What does ECM and ECF stand for?
ECM stands for Extra-Cellular Matrix and ECF stands for Extra-Cellular Fluid
What is ECF and what does it contain?
The extra-cellular fluid is what covers the cells of a tissue. It contains blood plasma, transcellular fluid and interstitial fluid.
What is ECM and what does it contain?
- Extra-cellular matrix is a collection of macromolecules secreted from Connective tissue cells.
- A complex network connected to cell’s integrated proteins.
- Provides mechanical and biochemical support to tissues (allows for diffusion of chemical messengers).
- It contains a basement membrane and interstitial matrix.
- Most ECM has significant vasculature (cartilage is avascular, tendons have limited vasculature),
- Receives information from nervous system (except cartilage).
What is interstitial fluid and what is the interstitial matrix?
The interstitial matrix is the formation between cells in tissues that supports them structurally.

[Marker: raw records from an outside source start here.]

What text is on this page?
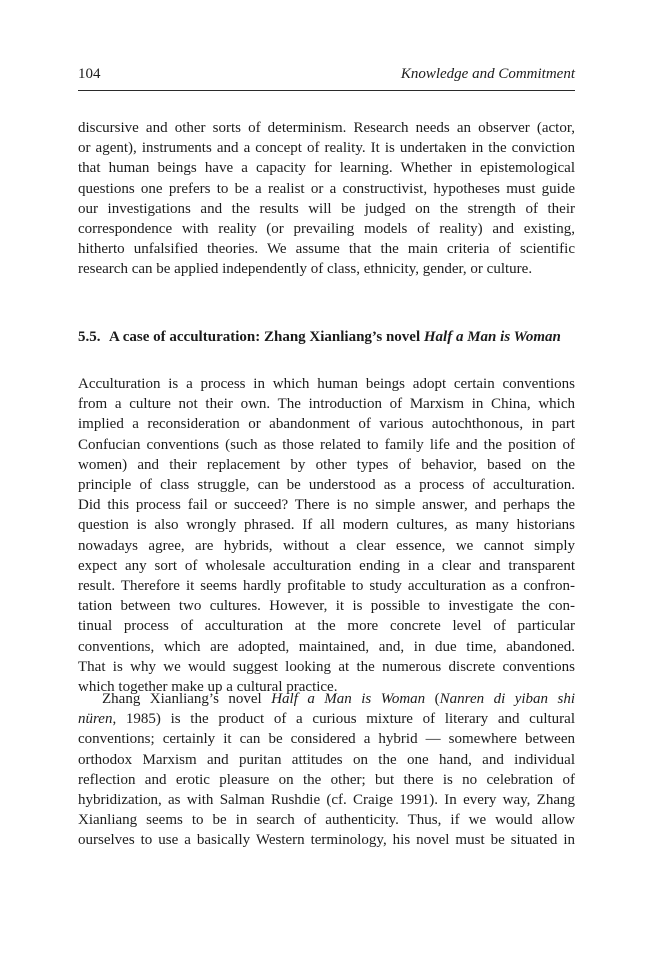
104	Knowledge and Commitment

discursive and other sorts of determinism. Research needs an observer (actor,
or agent), instruments and a concept of reality. It is undertaken in the conviction
that human beings have a capacity for learning. Whether in epistemological
questions one prefers to be a realist or a constructivist, hypotheses must guide
our investigations and the results will be judged on the strength of their
correspondence with reality (or prevailing models of reality) and existing,
hitherto unfalsified theories. We assume that the main criteria of scientific
research can be applied independently of class, ethnicity, gender, or culture.

5.5. A case of acculturation: Zhang Xianliang’s novel Half a Man is Woman

Acculturation is a process in which human beings adopt certain conventions
from a culture not their own. The introduction of Marxism in China, which
implied a reconsideration or abandonment of various autochthonous, in part
Confucian conventions (such as those related to family life and the position of
women) and their replacement by other types of behavior, based on the
principle of class struggle, can be understood as a process of acculturation.
Did this process fail or succeed? There is no simple answer, and perhaps the
question is also wrongly phrased. If all modern cultures, as many historians
nowadays agree, are hybrids, without a clear essence, we cannot simply
expect any sort of wholesale acculturation ending in a clear and transparent
result. Therefore it seems hardly profitable to study acculturation as a confron-
tation between two cultures. However, it is possible to investigate the con-
tinual process of acculturation at the more concrete level of particular
conventions, which are adopted, maintained, and, in due time, abandoned.
That is why we would suggest looking at the numerous discrete conventions
which together make up a cultural practice.

Zhang Xianliang’s novel Half a Man is Woman (Nanren di yiban shi
nüren, 1985) is the product of a curious mixture of literary and cultural
conventions; certainly it can be considered a hybrid — somewhere between
orthodox Marxism and puritan attitudes on the one hand, and individual
reflection and erotic pleasure on the other; but there is no celebration of
hybridization, as with Salman Rushdie (cf. Craige 1991). In every way, Zhang
Xianliang seems to be in search of authenticity. Thus, if we would allow
ourselves to use a basically Western terminology, his novel must be situated in
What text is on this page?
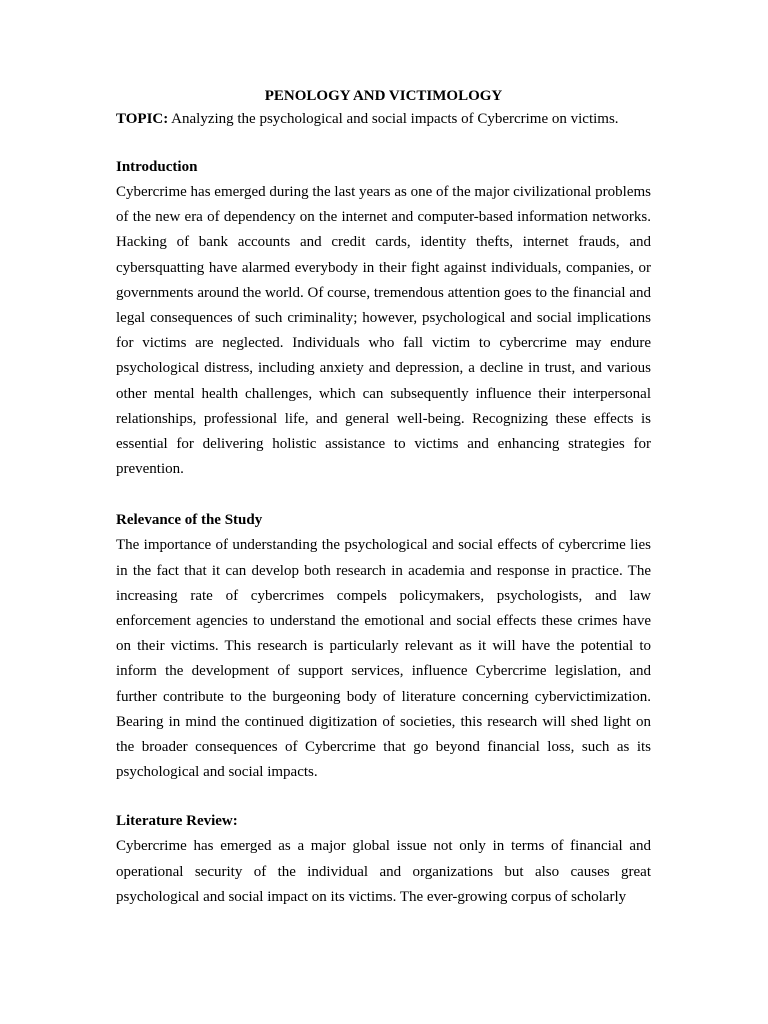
PENOLOGY AND VICTIMOLOGY

TOPIC: Analyzing the psychological and social impacts of Cybercrime on victims.

Introduction

Cybercrime has emerged during the last years as one of the major civilizational problems of the new era of dependency on the internet and computer-based information networks. Hacking of bank accounts and credit cards, identity thefts, internet frauds, and cybersquatting have alarmed everybody in their fight against individuals, companies, or governments around the world. Of course, tremendous attention goes to the financial and legal consequences of such criminality; however, psychological and social implications for victims are neglected. Individuals who fall victim to cybercrime may endure psychological distress, including anxiety and depression, a decline in trust, and various other mental health challenges, which can subsequently influence their interpersonal relationships, professional life, and general well-being. Recognizing these effects is essential for delivering holistic assistance to victims and enhancing strategies for prevention.

Relevance of the Study

The importance of understanding the psychological and social effects of cybercrime lies in the fact that it can develop both research in academia and response in practice. The increasing rate of cybercrimes compels policymakers, psychologists, and law enforcement agencies to understand the emotional and social effects these crimes have on their victims. This research is particularly relevant as it will have the potential to inform the development of support services, influence Cybercrime legislation, and further contribute to the burgeoning body of literature concerning cybervictimization. Bearing in mind the continued digitization of societies, this research will shed light on the broader consequences of Cybercrime that go beyond financial loss, such as its psychological and social impacts.

Literature Review:

Cybercrime has emerged as a major global issue not only in terms of financial and operational security of the individual and organizations but also causes great psychological and social impact on its victims. The ever-growing corpus of scholarly
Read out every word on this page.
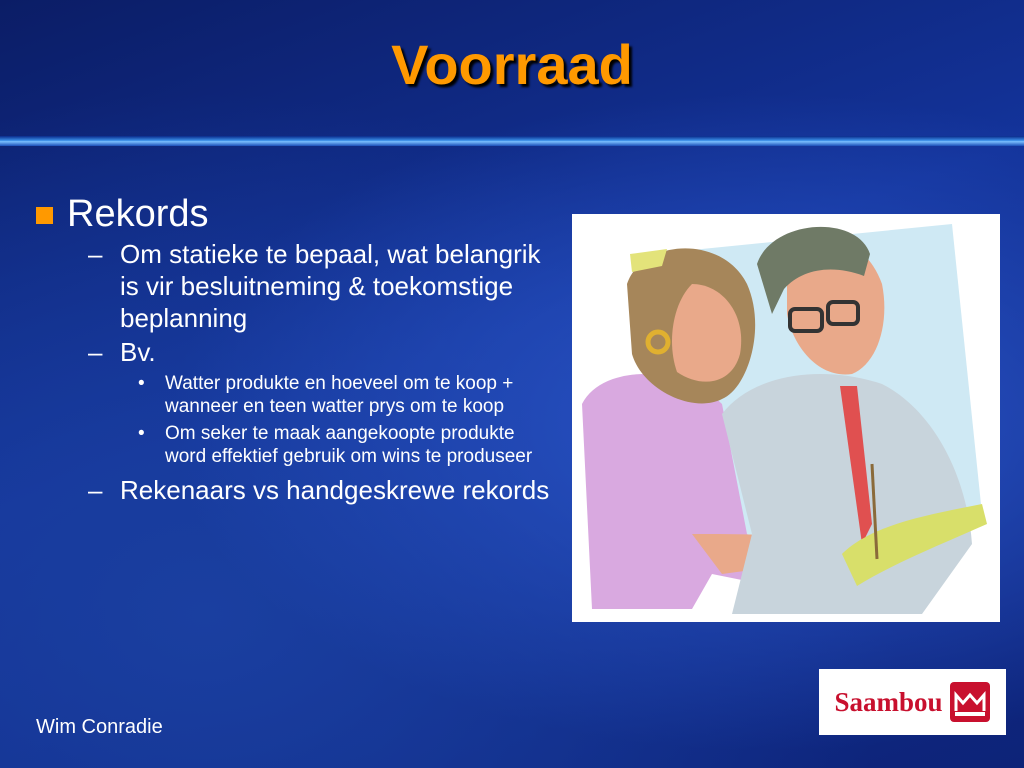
Voorraad
Rekords
– Om statieke te bepaal, wat belangrik is vir besluitneming & toekomstige beplanning
– Bv.
• Watter produkte en hoeveel om te koop + wanneer en teen watter prys om te koop
• Om seker te maak aangekoopte produkte word effektief gebruik om wins te produseer
– Rekenaars vs handgeskrewe rekords
Saambou
Wim Conradie
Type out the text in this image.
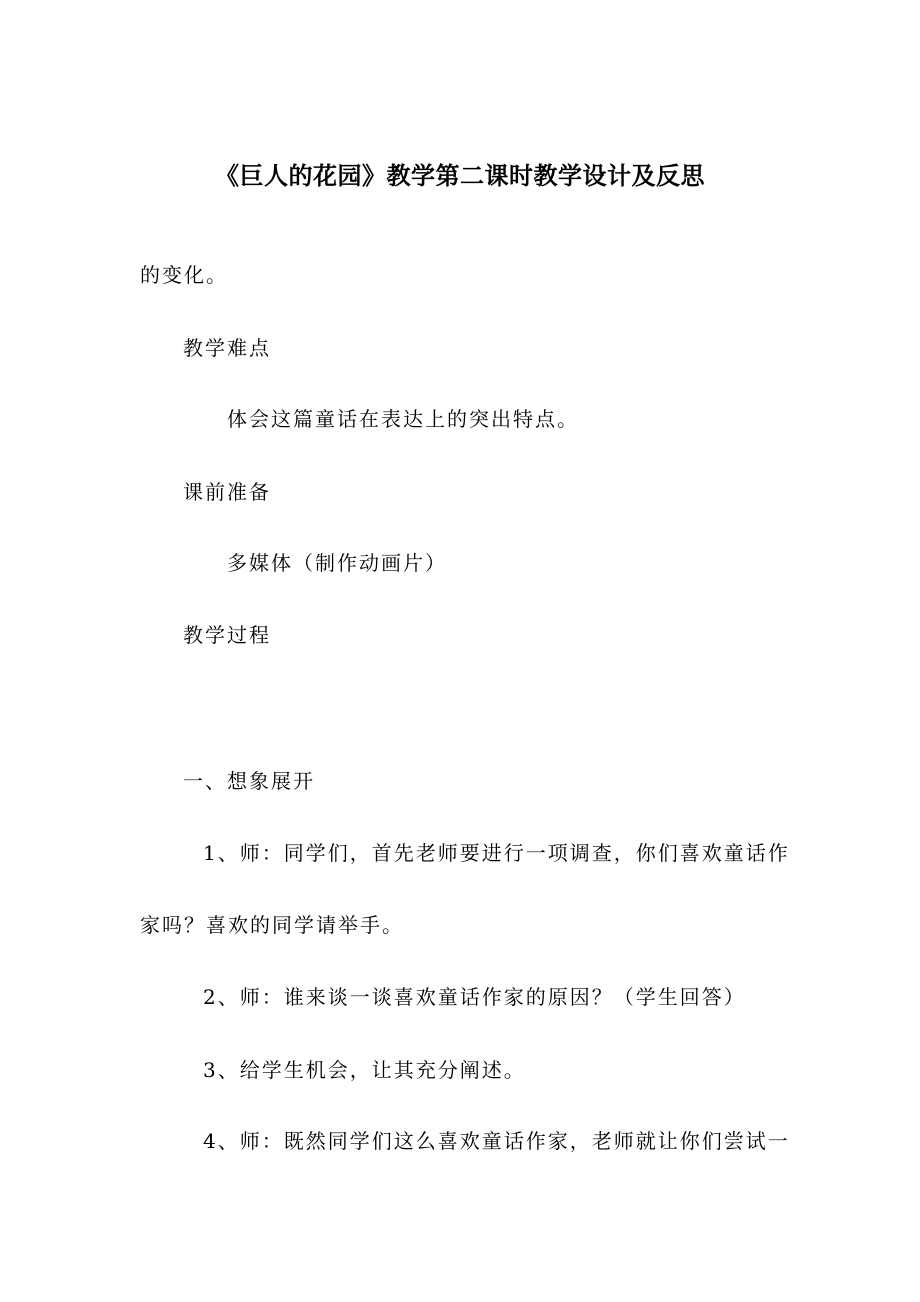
《巨人的花园》教学第二课时教学设计及反思

的变化。

教学难点

体会这篇童话在表达上的突出特点。

课前准备

多媒体（制作动画片）

教学过程

一、想象展开

1、师：同学们，首先老师要进行一项调查，你们喜欢童话作

家吗？喜欢的同学请举手。

2、师：谁来谈一谈喜欢童话作家的原因？（学生回答）

3、给学生机会，让其充分阐述。

4、师：既然同学们这么喜欢童话作家，老师就让你们尝试一
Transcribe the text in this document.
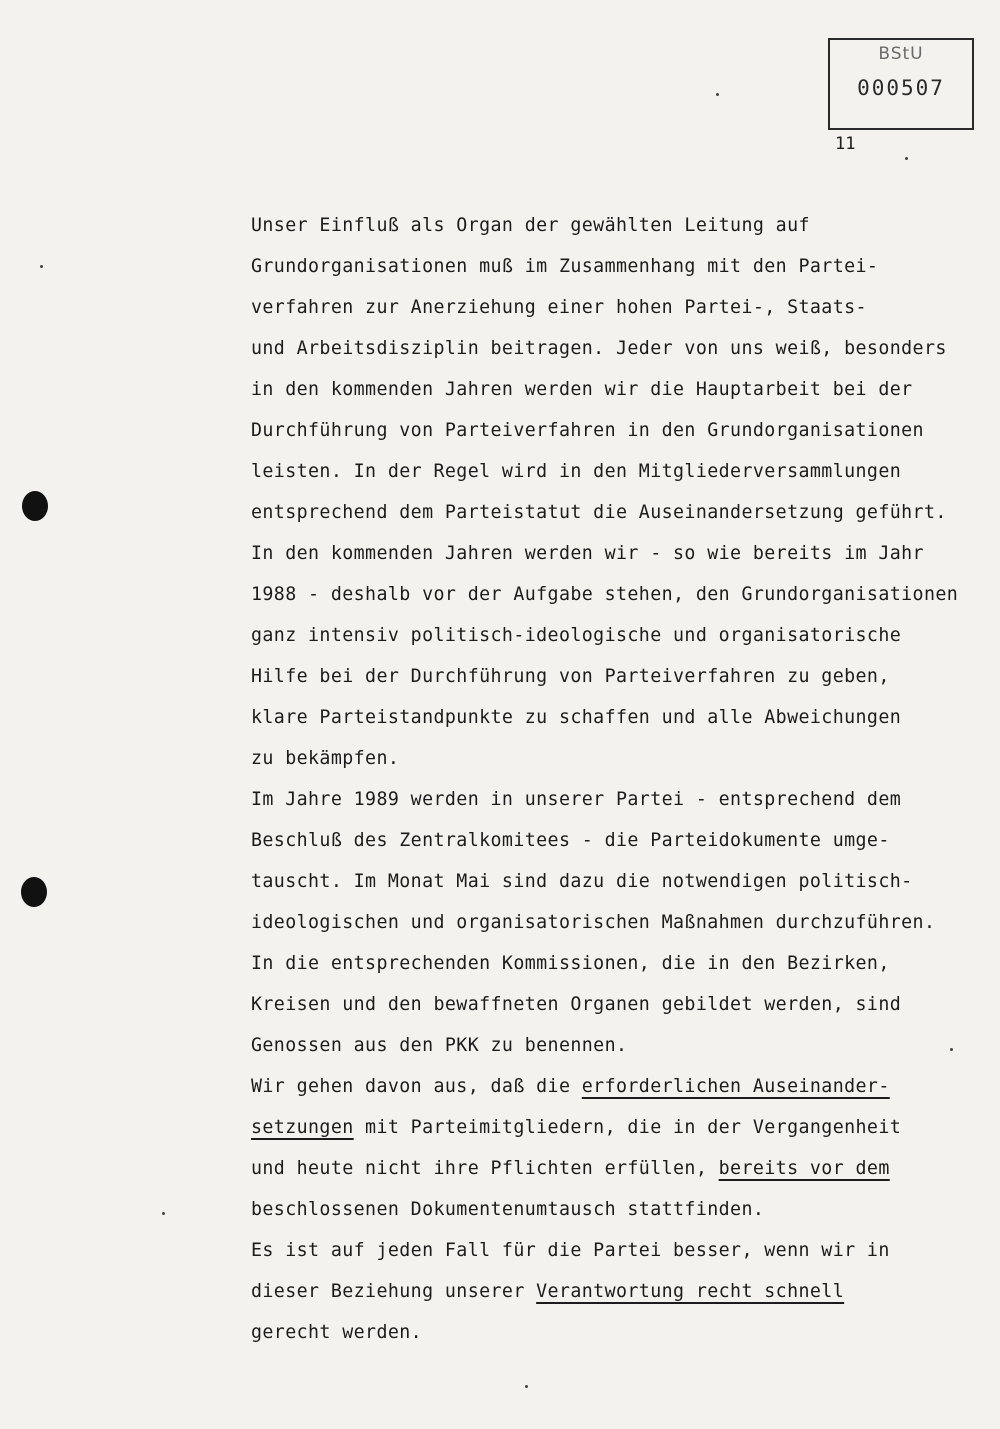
BStU
000507
11
Unser Einfluß als Organ der gewählten Leitung auf
Grundorganisationen muß im Zusammenhang mit den Partei-
verfahren zur Anerziehung einer hohen Partei-, Staats-
und Arbeitsdisziplin beitragen. Jeder von uns weiß, besonders
in den kommenden Jahren werden wir die Hauptarbeit bei der
Durchführung von Parteiverfahren in den Grundorganisationen
leisten. In der Regel wird in den Mitgliederversammlungen
entsprechend dem Parteistatut die Auseinandersetzung geführt.
In den kommenden Jahren werden wir - so wie bereits im Jahr
1988 - deshalb vor der Aufgabe stehen, den Grundorganisationen
ganz intensiv politisch-ideologische und organisatorische
Hilfe bei der Durchführung von Parteiverfahren zu geben,
klare Parteistandpunkte zu schaffen und alle Abweichungen
zu bekämpfen.
Im Jahre 1989 werden in unserer Partei - entsprechend dem
Beschluß des Zentralkomitees - die Parteidokumente umge-
tauscht. Im Monat Mai sind dazu die notwendigen politisch-
ideologischen und organisatorischen Maßnahmen durchzuführen.
In die entsprechenden Kommissionen, die in den Bezirken,
Kreisen und den bewaffneten Organen gebildet werden, sind
Genossen aus den PKK zu benennen.
Wir gehen davon aus, daß die erforderlichen Auseinander-
setzungen mit Parteimitgliedern, die in der Vergangenheit
und heute nicht ihre Pflichten erfüllen, bereits vor dem
beschlossenen Dokumentenumtausch stattfinden.
Es ist auf jeden Fall für die Partei besser, wenn wir in
dieser Beziehung unserer Verantwortung recht schnell
gerecht werden.
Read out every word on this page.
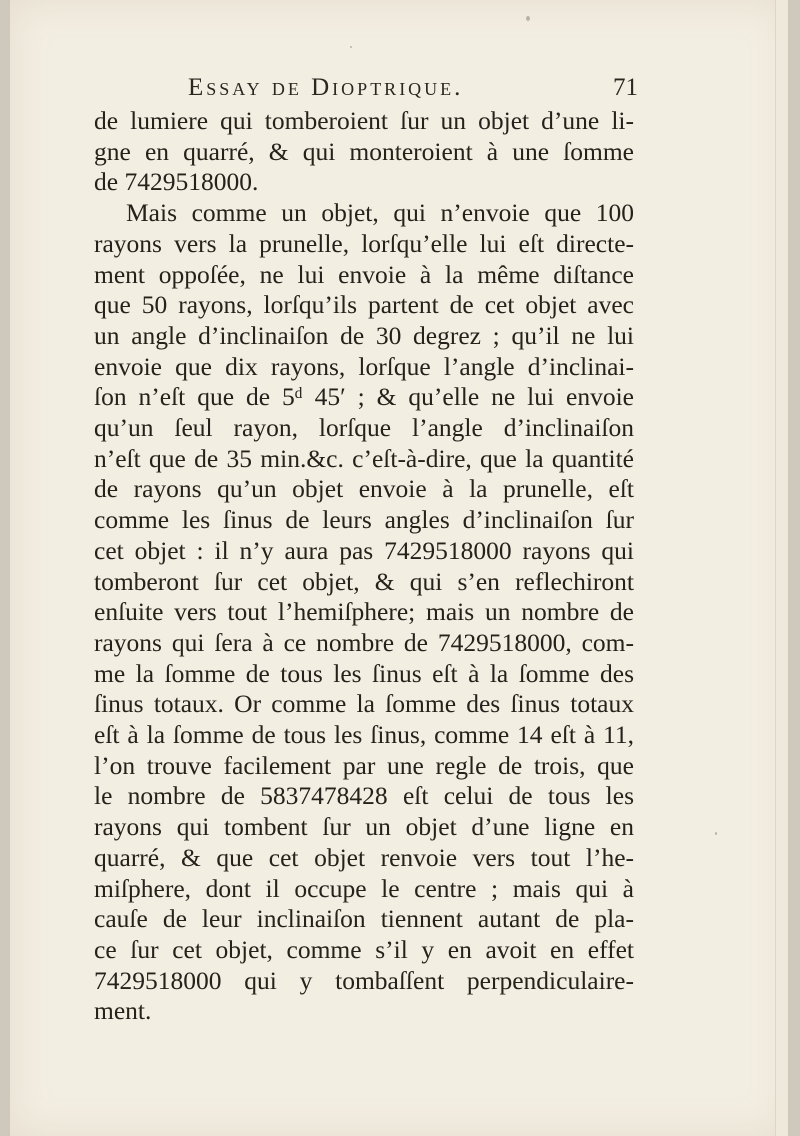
Essay de Dioptrique.	71
de lumiere qui tomberoient ſur un objet d’une li-
gne en quarré, & qui monteroient à une ſomme
de 7429518000.
Mais comme un objet, qui n’envoie que 100
rayons vers la prunelle, lorſqu’elle lui eſt directe-
ment oppoſée, ne lui envoie à la même diſtance
que 50 rayons, lorſqu’ils partent de cet objet avec
un angle d’inclinaiſon de 30 degrez ; qu’il ne lui
envoie que dix rayons, lorſque l’angle d’inclinai-
ſon n’eſt que de 5ᵈ 45′ ; & qu’elle ne lui envoie
qu’un ſeul rayon, lorſque l’angle d’inclinaiſon
n’eſt que de 35 min.&c. c’eſt-à-dire, que la quantité
de rayons qu’un objet envoie à la prunelle, eſt
comme les ſinus de leurs angles d’inclinaiſon ſur
cet objet : il n’y aura pas 7429518000 rayons qui
tomberont ſur cet objet, & qui s’en reflechiront
enſuite vers tout l’hemiſphere; mais un nombre de
rayons qui ſera à ce nombre de 7429518000, com-
me la ſomme de tous les ſinus eſt à la ſomme des
ſinus totaux. Or comme la ſomme des ſinus totaux
eſt à la ſomme de tous les ſinus, comme 14 eſt à 11,
l’on trouve facilement par une regle de trois, que
le nombre de 5837478428 eſt celui de tous les
rayons qui tombent ſur un objet d’une ligne en
quarré, & que cet objet renvoie vers tout l’he-
miſphere, dont il occupe le centre ; mais qui à
cauſe de leur inclinaiſon tiennent autant de pla-
ce ſur cet objet, comme s’il y en avoit en effet
7429518000 qui y tombaſſent perpendiculaire-
ment.
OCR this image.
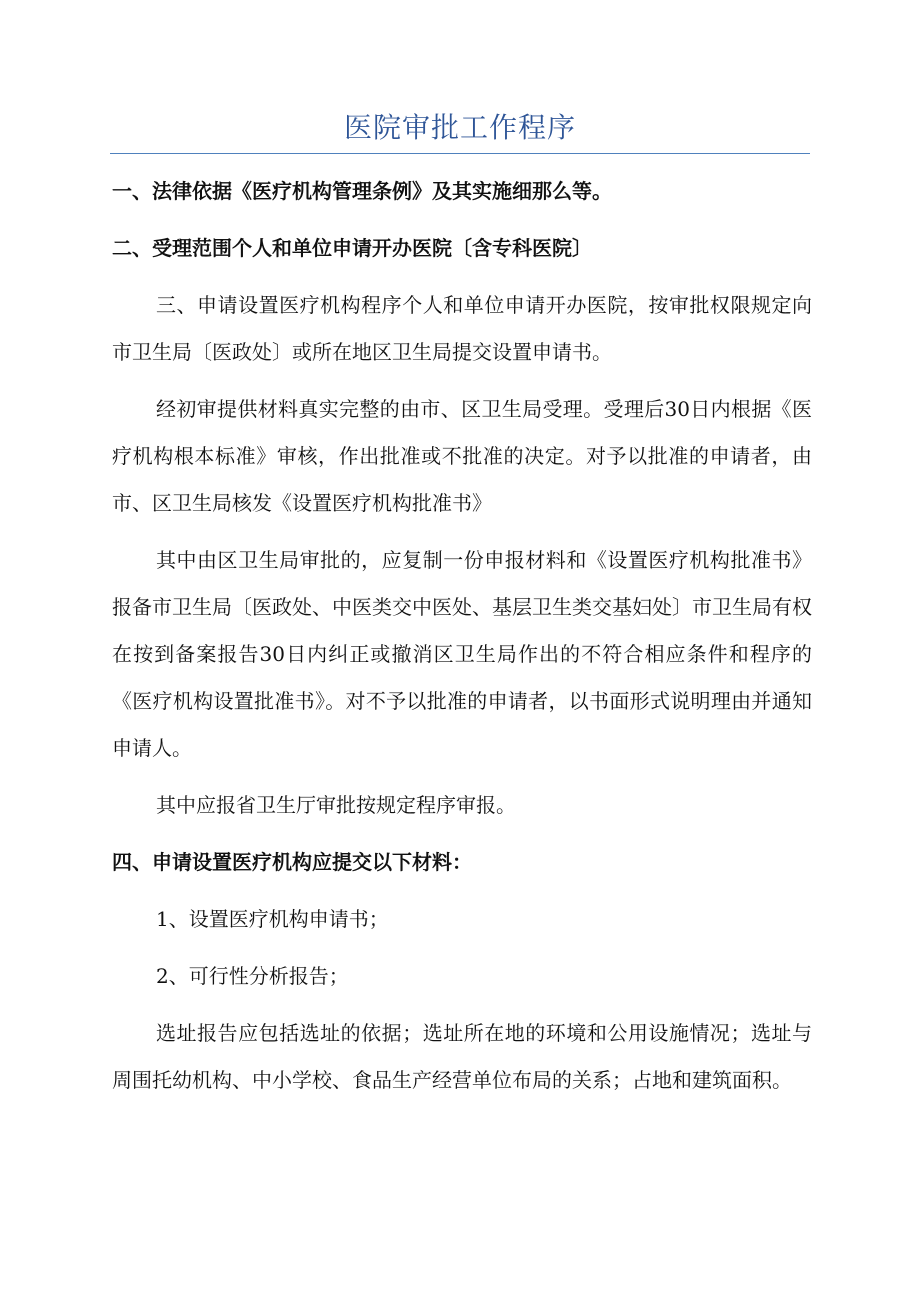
医院审批工作程序

一、法律依据《医疗机构管理条例》及其实施细那么等。

二、受理范围个人和单位申请开办医院〔含专科医院〕

三、申请设置医疗机构程序个人和单位申请开办医院，按审批权限规定向市卫生局〔医政处〕或所在地区卫生局提交设置申请书。

经初审提供材料真实完整的由市、区卫生局受理。受理后30日内根据《医疗机构根本标准》审核，作出批准或不批准的决定。对予以批准的申请者，由市、区卫生局核发《设置医疗机构批准书》

其中由区卫生局审批的，应复制一份申报材料和《设置医疗机构批准书》报备市卫生局〔医政处、中医类交中医处、基层卫生类交基妇处〕市卫生局有权在按到备案报告30日内纠正或撤消区卫生局作出的不符合相应条件和程序的《医疗机构设置批准书》。对不予以批准的申请者，以书面形式说明理由并通知申请人。

其中应报省卫生厅审批按规定程序审报。

四、申请设置医疗机构应提交以下材料：

1、设置医疗机构申请书；

2、可行性分析报告；

选址报告应包括选址的依据；选址所在地的环境和公用设施情况；选址与周围托幼机构、中小学校、食品生产经营单位布局的关系；占地和建筑面积。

Made up of fibronectins, proteoglycans and collagens.
Interstitial fluid the liquid surrounding cells in tissue that isn’t the blood, but a filtrate of blood plasma.
What is the basement membrane?
Sits between cells and the interstitial matrix. It’s a thin layer of extracellular matrix that provides support for cells and acts as a platform for complex signalling.
What is transcellular fluid?
The smallest constituent of extracellular fluid, it’s the fluid that’s contained in epithelial-lined spaces.
Name the 4 principle tissues.
- Muscle tissue
- Epithelial Tissue
- Connective Tissue
- Neural Tissue
What is Muscle Tissue?
Contractile tissue which produces movement.
Smooth muscle tissue is found in organs and internal spaces, it contracts slower than rough muscle tissue and is involuntary.
Rough muscle tissue is the opposite, it contract faster and is attached to the skeleton and tendons to allow movement, voluntary.
What is Epithelial Tissue?
It covers exposed surfaces of the body, hollow organs, lines body cavities and makes up majority of tissue in glands.
Produces and secretes glandular secretions (glandular epithelium)
Some epithelium has motor function to move substances along it’s surface (ciliated epithelial cells)
What is Connective Tissue?
Connects many other different tissues in the body. Tissue provides structural support as well as being used for energy storage in the case of fat. Used for storage of vitamins and many other vital compounds.
What is Neural/Nervous Tissue
Used for information processing and transfer. Can process and respond to stimuli and in turn send signals to other nerves in parts of the body, this produces responses to such stimuli.
What is the original stem cell from which connective tissues derive?
Mesenchymal stem cells. These are pluripotent.
Mesenchyme is used interchangeably with connective tissue.
What are the levels of stem cells in humans.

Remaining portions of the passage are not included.